Now state Rep. Mike Jacobs, R-Brookhaven, has introduced a bill recommended by the DeKalb County Operations Task Force that’s intended to fairly distribute the 1 percent Homestead Option Sales Tax. It would designate the current HOST tax to property tax relief and levy an additional penny sales tax for capital projects, like paving roads.
Both would have to be approved by the voters, assuming the House Bill 215 passes in the legislature this year. The bill has bipartisan support. In addition to Rep. Jacobs, state Rep. Karla Drenner, D-Avondale Estates, is also one of the co-signers.
The current sales tax rate in DeKalb County is 7 percent. If voters approve the new penny tax, it would increase to 8 percent.
To understand what the bill does, it helps to understand how the HOST tax is currently distributed.
The penny tax is divided into two categories. Under the current funding formula, 80 percent goes to tax breaks for property owners and 20 percent pays for infrastructure projects.

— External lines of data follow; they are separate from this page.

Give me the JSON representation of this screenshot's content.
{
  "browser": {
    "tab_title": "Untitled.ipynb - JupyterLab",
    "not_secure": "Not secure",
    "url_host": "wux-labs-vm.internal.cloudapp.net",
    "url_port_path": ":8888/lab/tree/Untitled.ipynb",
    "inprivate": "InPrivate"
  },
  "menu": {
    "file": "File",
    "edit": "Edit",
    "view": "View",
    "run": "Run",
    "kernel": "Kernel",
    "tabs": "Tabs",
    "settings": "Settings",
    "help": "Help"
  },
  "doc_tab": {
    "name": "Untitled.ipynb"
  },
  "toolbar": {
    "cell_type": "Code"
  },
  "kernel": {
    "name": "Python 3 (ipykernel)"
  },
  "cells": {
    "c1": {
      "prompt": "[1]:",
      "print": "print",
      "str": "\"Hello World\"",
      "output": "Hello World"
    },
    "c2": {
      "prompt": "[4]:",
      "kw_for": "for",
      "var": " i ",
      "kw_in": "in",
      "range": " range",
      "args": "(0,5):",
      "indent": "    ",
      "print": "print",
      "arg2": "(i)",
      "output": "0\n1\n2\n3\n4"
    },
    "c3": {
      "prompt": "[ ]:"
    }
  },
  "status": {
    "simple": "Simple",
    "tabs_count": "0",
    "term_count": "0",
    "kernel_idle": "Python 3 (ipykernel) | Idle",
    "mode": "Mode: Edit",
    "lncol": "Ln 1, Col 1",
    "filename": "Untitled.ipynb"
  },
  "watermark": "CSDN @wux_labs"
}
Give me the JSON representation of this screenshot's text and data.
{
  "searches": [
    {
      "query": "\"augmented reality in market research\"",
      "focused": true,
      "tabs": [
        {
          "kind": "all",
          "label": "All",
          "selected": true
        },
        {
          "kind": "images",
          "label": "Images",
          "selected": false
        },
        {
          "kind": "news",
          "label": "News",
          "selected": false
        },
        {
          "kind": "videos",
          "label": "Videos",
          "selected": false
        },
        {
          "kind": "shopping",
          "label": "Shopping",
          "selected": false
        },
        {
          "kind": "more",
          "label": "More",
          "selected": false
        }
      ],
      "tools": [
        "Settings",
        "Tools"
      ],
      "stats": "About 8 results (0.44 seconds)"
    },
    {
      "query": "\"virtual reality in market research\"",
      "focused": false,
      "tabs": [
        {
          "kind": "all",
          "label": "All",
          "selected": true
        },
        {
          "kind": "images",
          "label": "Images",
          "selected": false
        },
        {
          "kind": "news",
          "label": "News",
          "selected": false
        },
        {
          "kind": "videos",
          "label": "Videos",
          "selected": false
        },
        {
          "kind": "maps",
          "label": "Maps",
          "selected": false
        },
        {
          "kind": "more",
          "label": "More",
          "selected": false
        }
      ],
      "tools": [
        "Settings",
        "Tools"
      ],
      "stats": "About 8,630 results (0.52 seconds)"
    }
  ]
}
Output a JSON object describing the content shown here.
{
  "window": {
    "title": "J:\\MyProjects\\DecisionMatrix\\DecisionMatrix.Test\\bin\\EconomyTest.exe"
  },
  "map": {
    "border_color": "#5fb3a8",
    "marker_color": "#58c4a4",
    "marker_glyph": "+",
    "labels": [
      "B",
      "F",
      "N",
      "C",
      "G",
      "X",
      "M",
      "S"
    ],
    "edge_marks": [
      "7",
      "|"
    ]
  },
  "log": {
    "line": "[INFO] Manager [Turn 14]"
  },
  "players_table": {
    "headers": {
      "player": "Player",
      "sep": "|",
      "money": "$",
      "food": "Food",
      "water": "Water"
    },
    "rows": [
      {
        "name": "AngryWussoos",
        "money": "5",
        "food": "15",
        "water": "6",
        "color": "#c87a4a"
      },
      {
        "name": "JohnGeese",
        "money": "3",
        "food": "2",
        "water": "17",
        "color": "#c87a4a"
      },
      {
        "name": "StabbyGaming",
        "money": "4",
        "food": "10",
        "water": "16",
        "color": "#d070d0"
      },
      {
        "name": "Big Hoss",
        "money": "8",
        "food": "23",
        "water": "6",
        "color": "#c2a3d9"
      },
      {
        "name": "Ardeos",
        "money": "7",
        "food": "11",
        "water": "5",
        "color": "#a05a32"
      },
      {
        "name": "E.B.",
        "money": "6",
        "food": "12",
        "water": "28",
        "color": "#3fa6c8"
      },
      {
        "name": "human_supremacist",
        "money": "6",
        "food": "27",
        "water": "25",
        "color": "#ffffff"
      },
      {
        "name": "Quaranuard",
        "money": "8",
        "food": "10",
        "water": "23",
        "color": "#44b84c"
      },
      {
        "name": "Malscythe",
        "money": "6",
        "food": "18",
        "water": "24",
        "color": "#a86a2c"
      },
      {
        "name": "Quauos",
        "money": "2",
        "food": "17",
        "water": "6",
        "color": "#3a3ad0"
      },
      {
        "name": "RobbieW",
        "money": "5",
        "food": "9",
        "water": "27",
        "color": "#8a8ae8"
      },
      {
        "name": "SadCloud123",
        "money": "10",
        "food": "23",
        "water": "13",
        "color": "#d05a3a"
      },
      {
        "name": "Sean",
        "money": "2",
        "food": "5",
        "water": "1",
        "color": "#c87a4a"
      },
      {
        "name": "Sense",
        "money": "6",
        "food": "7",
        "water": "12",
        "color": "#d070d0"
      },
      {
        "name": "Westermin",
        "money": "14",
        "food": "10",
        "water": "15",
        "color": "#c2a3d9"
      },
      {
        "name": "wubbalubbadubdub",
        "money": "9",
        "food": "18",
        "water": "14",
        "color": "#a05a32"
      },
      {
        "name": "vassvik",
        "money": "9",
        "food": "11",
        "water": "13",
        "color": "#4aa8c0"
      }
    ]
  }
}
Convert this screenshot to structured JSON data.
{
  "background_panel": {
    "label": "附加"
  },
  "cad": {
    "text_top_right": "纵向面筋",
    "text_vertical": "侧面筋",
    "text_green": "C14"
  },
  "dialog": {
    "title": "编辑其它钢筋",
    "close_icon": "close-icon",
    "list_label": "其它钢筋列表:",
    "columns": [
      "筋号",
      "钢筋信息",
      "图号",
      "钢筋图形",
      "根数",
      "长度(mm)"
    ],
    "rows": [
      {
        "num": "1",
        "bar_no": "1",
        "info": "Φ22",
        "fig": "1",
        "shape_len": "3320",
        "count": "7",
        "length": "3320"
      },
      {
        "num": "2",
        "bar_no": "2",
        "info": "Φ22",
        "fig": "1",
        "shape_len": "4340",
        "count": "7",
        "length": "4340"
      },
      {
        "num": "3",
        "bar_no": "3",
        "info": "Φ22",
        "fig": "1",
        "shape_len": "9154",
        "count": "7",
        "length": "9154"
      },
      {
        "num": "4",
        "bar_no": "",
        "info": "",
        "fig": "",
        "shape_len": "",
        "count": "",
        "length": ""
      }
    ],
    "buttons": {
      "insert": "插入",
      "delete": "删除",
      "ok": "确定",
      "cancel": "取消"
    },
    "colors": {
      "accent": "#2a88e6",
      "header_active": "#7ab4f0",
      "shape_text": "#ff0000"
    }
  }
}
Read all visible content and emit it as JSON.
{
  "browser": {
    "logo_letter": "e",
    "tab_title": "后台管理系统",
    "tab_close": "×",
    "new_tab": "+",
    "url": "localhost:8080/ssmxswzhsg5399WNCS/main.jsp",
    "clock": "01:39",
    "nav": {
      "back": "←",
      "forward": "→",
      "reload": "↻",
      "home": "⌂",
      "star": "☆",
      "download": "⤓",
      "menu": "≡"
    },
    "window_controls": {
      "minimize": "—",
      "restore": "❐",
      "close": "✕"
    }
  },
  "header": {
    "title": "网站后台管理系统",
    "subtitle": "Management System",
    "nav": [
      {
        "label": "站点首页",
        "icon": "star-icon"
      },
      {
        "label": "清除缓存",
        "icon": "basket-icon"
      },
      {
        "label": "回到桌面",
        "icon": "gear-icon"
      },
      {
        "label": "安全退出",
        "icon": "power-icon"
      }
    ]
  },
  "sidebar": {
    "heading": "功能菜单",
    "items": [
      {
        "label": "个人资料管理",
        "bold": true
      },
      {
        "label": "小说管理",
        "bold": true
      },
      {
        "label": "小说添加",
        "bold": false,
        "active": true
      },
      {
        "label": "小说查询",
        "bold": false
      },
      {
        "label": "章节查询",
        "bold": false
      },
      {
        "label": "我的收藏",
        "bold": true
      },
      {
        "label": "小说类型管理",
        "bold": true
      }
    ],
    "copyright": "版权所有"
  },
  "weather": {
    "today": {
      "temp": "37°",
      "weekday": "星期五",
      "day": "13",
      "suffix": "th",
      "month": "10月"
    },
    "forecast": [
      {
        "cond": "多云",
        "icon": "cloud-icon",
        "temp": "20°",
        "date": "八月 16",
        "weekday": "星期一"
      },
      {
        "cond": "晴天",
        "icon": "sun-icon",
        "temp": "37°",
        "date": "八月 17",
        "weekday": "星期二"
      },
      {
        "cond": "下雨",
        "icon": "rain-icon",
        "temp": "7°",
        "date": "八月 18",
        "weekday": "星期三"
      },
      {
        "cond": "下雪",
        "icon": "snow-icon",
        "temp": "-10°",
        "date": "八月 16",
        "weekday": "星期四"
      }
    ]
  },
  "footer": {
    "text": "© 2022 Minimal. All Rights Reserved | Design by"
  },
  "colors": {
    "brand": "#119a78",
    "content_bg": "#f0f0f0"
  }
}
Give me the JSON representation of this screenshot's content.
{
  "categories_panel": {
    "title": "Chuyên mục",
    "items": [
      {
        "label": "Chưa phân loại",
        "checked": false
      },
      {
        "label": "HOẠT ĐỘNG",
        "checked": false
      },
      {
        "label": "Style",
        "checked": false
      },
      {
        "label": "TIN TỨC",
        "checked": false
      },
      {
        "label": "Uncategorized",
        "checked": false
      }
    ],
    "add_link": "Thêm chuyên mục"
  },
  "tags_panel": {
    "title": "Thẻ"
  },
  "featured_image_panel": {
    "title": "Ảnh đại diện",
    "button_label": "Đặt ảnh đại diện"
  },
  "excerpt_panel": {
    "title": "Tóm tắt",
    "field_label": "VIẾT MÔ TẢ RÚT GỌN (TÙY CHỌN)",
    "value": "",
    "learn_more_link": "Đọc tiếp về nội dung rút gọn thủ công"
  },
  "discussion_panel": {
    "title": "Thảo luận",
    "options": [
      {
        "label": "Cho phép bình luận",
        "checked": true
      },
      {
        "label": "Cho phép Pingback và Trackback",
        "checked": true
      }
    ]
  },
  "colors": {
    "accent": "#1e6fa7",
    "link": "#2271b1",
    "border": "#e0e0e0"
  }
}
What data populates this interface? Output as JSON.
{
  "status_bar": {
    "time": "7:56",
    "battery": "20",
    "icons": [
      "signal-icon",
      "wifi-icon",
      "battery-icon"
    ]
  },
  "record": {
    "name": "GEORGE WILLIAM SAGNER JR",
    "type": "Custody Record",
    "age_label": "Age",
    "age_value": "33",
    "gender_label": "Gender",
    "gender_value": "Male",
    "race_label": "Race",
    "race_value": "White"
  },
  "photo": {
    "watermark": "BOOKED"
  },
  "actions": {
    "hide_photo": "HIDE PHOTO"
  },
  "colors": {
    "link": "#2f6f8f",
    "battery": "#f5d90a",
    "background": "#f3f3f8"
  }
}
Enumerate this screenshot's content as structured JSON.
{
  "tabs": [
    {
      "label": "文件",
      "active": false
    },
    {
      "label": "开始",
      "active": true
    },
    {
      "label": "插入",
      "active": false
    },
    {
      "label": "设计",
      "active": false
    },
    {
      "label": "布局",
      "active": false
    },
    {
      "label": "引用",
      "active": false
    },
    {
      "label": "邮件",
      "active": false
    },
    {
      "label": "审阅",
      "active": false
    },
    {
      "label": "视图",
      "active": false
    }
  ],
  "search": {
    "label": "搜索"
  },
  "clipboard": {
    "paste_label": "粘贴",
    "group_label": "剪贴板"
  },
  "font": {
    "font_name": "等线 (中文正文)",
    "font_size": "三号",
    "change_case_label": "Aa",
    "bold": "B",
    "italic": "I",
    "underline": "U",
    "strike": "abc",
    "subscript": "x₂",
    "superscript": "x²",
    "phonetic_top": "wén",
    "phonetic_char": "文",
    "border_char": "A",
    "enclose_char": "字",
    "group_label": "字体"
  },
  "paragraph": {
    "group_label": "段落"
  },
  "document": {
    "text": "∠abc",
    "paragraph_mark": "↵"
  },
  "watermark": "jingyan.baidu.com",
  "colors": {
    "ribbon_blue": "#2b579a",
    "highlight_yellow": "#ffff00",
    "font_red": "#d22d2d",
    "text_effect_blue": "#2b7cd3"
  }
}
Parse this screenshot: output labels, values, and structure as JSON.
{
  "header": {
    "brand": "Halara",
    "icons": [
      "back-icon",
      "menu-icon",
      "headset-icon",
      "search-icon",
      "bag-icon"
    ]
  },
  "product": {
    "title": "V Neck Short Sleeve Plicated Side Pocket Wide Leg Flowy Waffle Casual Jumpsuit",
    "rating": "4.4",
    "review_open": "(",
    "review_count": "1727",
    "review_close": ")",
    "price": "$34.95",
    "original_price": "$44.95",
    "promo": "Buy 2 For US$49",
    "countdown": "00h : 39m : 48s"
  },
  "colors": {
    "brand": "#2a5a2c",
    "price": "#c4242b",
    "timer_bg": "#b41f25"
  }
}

But as new cities have formed, they have taken more and more of the 20 percent set aside for these projects.
“City residents don’t get an equal benefit to the unincorporated areas from the property tax bill from the 80 percent,” Jacobs said. “And on top of that, everybody is looking to the 20 percent for their infrastructure funding … So basically the formula allows the cities to double dip to compensate for the fact they’re not getting a portion of the 80 percent.”
That means if new cities are created, like the proposed cities of Tucker, LaVista Hills, Greenhaven and Stonecrest, it would mean less HOST tax money for unincorporated areas.
The county’s share of the HOST tax has been dwindling as a result of new cities. Check out the funding distribution in 2013:
That left about $6 million for the county. Now look at the distributions for 2014 …
As the share for cities improved, the county’s take was reduced to about $1.5 million.
Rep. Jacobs said the extra penny would generate about $100 million annually for projects in DeKalb.
“This bill was part of the task force recommendations,” Rep. Jacobs said. “It does exactly what the task force recommended.”
At a town hall meeting held in October 2014, Rep. Jacobs said that reforming DeKalb County based on recommendations from groups like the Task Force should take priority over new cities.
So far, there have been no bills introduced on behalf of any of DeKalb’s current cityhood efforts.